Regex to match string between %

I'm trying to match substrings that are enclosed in %'s but preg_match_all seems to include several at the same time in the same line.

Code looks like this:

preg_match_all("/%.*%/", "%hey%_thereyou're_a%rockstar%\nyo%there%", $matches);
print_r($matches);

Which produces the following output.

Array
(
    [0] => Array
        (
            [0] => %hey%_thereyou're_a%rockstar%
            [1] => %there%
        )

)

However I'd like it to produce the following array instead:

[0] => %hey%
[1] => %rockstar%
[2] => %there%

What am I missing?

Replace the "." in your regular expression with "[^%]":

preg_match_all("/%[^%]*%/", "%hey%_thereyou're_a%rockstar%\nyo%there%", $matches);

What is happening is that the "." is "greedily" matching as much as it possibly can, including everything up-to the final % on the line. Replacing it with the negated character class "[^%]" means that it will instead match anything except a percent, which will make it match just the bits that you want.
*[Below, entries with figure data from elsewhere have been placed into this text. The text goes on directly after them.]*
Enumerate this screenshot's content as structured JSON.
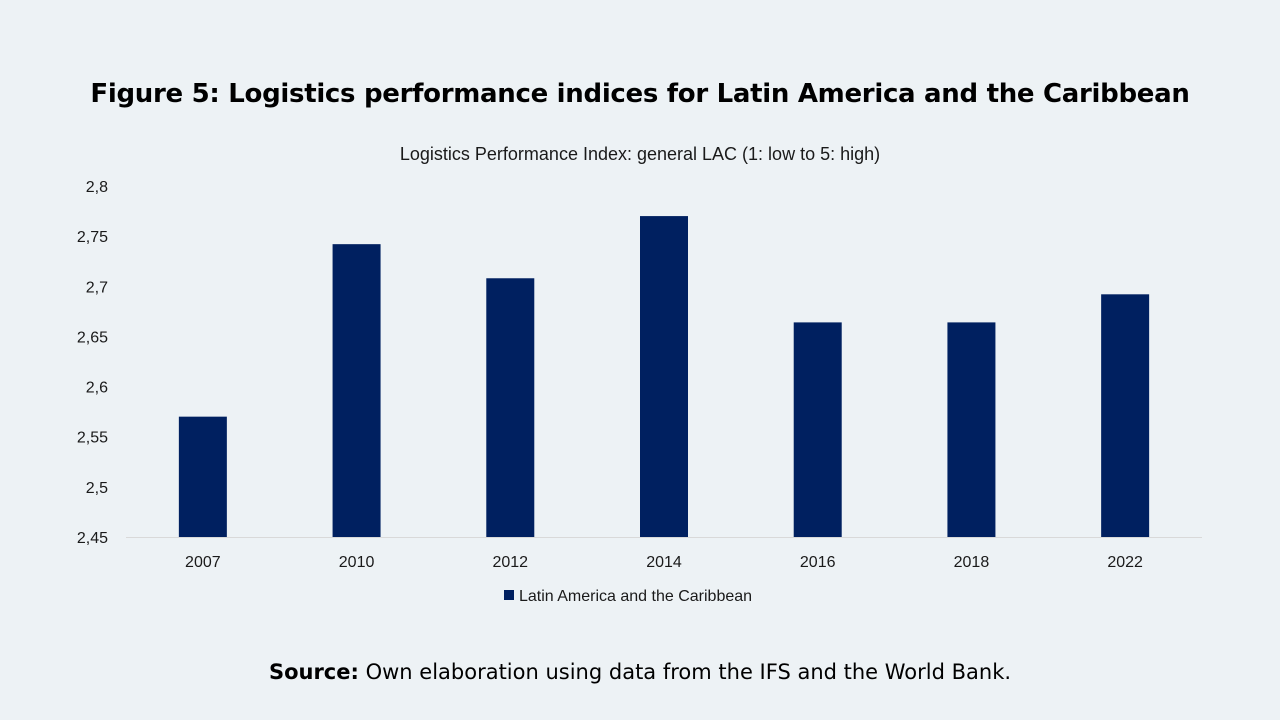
{
  "figure": {
    "title": "Figure 5: Logistics performance indices for Latin America and the Caribbean"
  },
  "source": {
    "label": "Source:",
    "text": " Own elaboration using data from the IFS and the World Bank."
  },
  "colors": {
    "bar": "#002060",
    "background": "#edf2f5",
    "axis": "#d9d9d9"
  },
  "chart_data": {
    "type": "bar",
    "title": "Logistics Performance Index: general LAC (1: low to 5: high)",
    "categories": [
      "2007",
      "2010",
      "2012",
      "2014",
      "2016",
      "2018",
      "2022"
    ],
    "series": [
      {
        "name": "Latin America and the Caribbean",
        "values": [
          2.57,
          2.742,
          2.708,
          2.77,
          2.664,
          2.664,
          2.692
        ]
      }
    ],
    "ylim": [
      2.45,
      2.8
    ],
    "yticks": [
      "2,45",
      "2,5",
      "2,55",
      "2,6",
      "2,65",
      "2,7",
      "2,75",
      "2,8"
    ],
    "grid": false,
    "legend": "bottom",
    "xlabel": "",
    "ylabel": ""
  }
}
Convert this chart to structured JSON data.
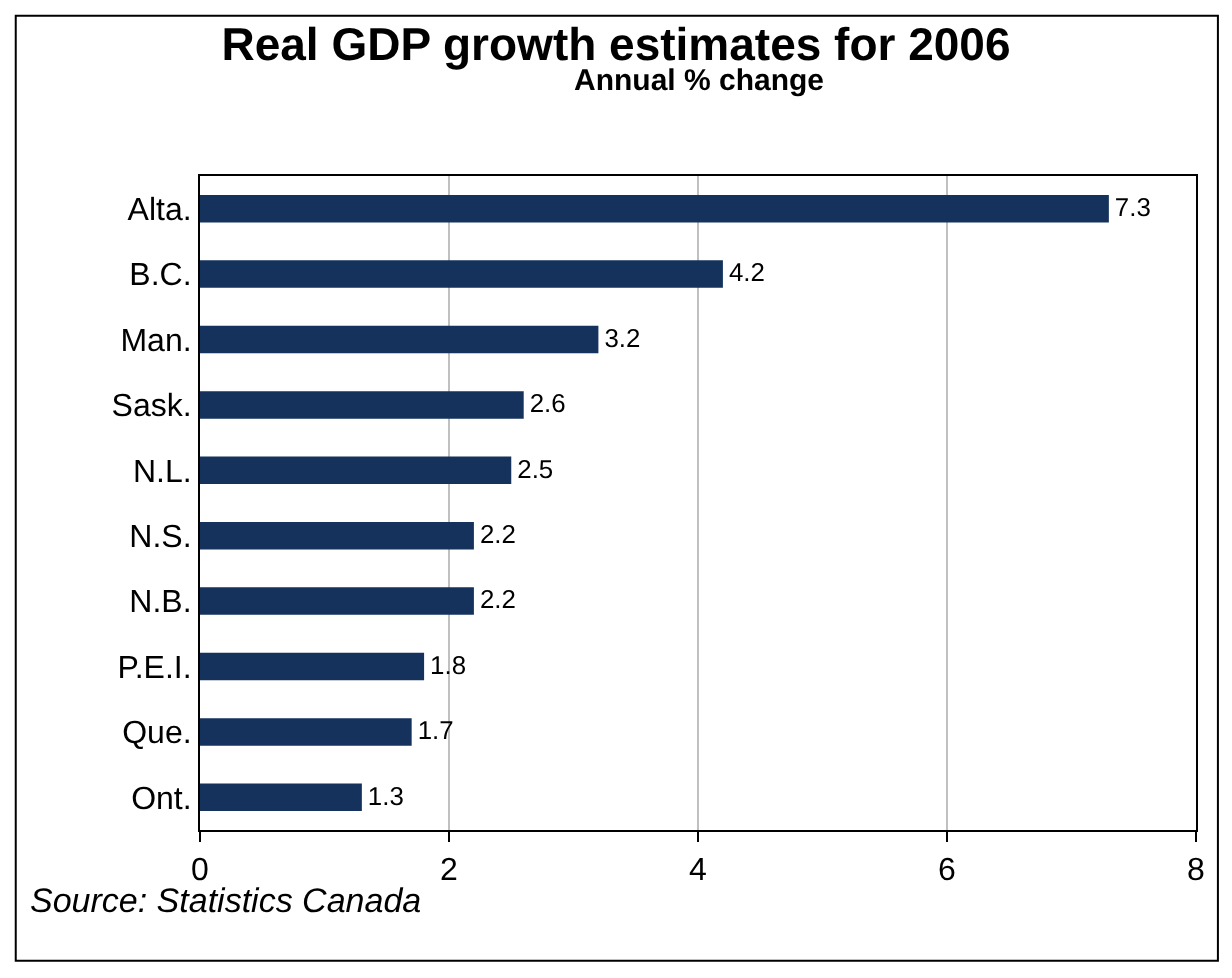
{
  "chart_data": {
    "type": "bar",
    "orientation": "horizontal",
    "title": "Real GDP growth estimates for 2006",
    "subtitle": "Annual % change",
    "categories": [
      "Alta.",
      "B.C.",
      "Man.",
      "Sask.",
      "N.L.",
      "N.S.",
      "N.B.",
      "P.E.I.",
      "Que.",
      "Ont."
    ],
    "values": [
      7.3,
      4.2,
      3.2,
      2.6,
      2.5,
      2.2,
      2.2,
      1.8,
      1.7,
      1.3
    ],
    "color": "#14325c",
    "xlim": [
      0,
      8
    ],
    "xticks": [
      0,
      2,
      4,
      6,
      8
    ],
    "grid": "x",
    "data_labels": true,
    "annotations": [
      "Source: Statistics Canada"
    ]
  }
}
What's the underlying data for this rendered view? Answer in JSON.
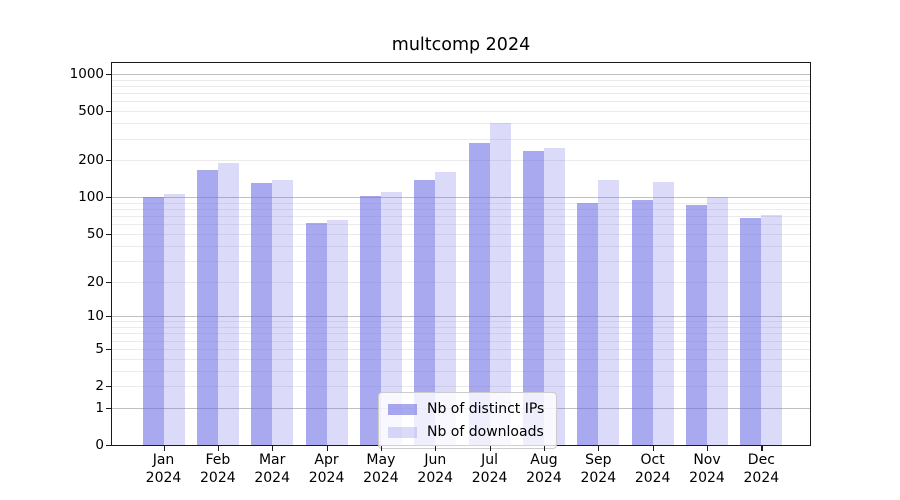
{
  "title": "multcomp 2024",
  "legend": {
    "items": [
      {
        "label": "Nb of distinct IPs",
        "swatch_color": "rgba(106,106,228,0.58)"
      },
      {
        "label": "Nb of downloads",
        "swatch_color": "rgba(106,106,228,0.24)"
      }
    ]
  },
  "colors": {
    "bar_distinct_ips": "rgba(106,106,228,0.58)",
    "bar_downloads": "rgba(106,106,228,0.24)",
    "grid_major": "#c0c0c0",
    "grid_minor": "#ebebeb",
    "axis": "#1a1a1a"
  },
  "chart_data": {
    "type": "bar",
    "title": "multcomp 2024",
    "categories": [
      "Jan 2024",
      "Feb 2024",
      "Mar 2024",
      "Apr 2024",
      "May 2024",
      "Jun 2024",
      "Jul 2024",
      "Aug 2024",
      "Sep 2024",
      "Oct 2024",
      "Nov 2024",
      "Dec 2024"
    ],
    "series": [
      {
        "name": "Nb of distinct IPs",
        "values": [
          100,
          167,
          131,
          62,
          103,
          137,
          278,
          237,
          89,
          94,
          87,
          67
        ]
      },
      {
        "name": "Nb of downloads",
        "values": [
          106,
          191,
          139,
          65,
          110,
          160,
          400,
          250,
          139,
          132,
          100,
          71
        ]
      }
    ],
    "xlabel": "",
    "ylabel": "",
    "yscale": "log1p",
    "ylim": [
      0,
      1228
    ],
    "yticks": [
      0,
      1,
      2,
      5,
      10,
      20,
      50,
      100,
      200,
      500,
      1000
    ],
    "grid": true,
    "legend_position": "lower center"
  }
}
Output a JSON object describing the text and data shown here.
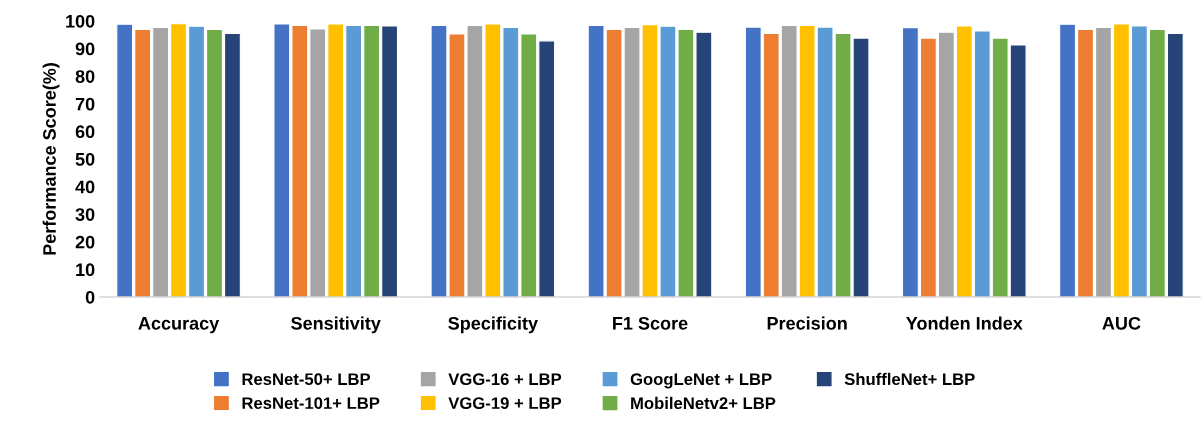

Another option would be to place a "?" after the dot, which tells it "don't be greedy":

preg_match_all("/%.*?%/", "%hey%_thereyou're_a%rockstar%\nyo%there%", $matches);

In the above example, either option will work, however there are times when you may be searching for something larger than a single character, so a negated character class will not help, so the solution is to un-greedify the match.

You're doing a greedy match - use ? to make it ungreedy:

/%.*?%/

If a newline can occur inside the match, add the s (DOTALL) modifier:

/%.*?%/s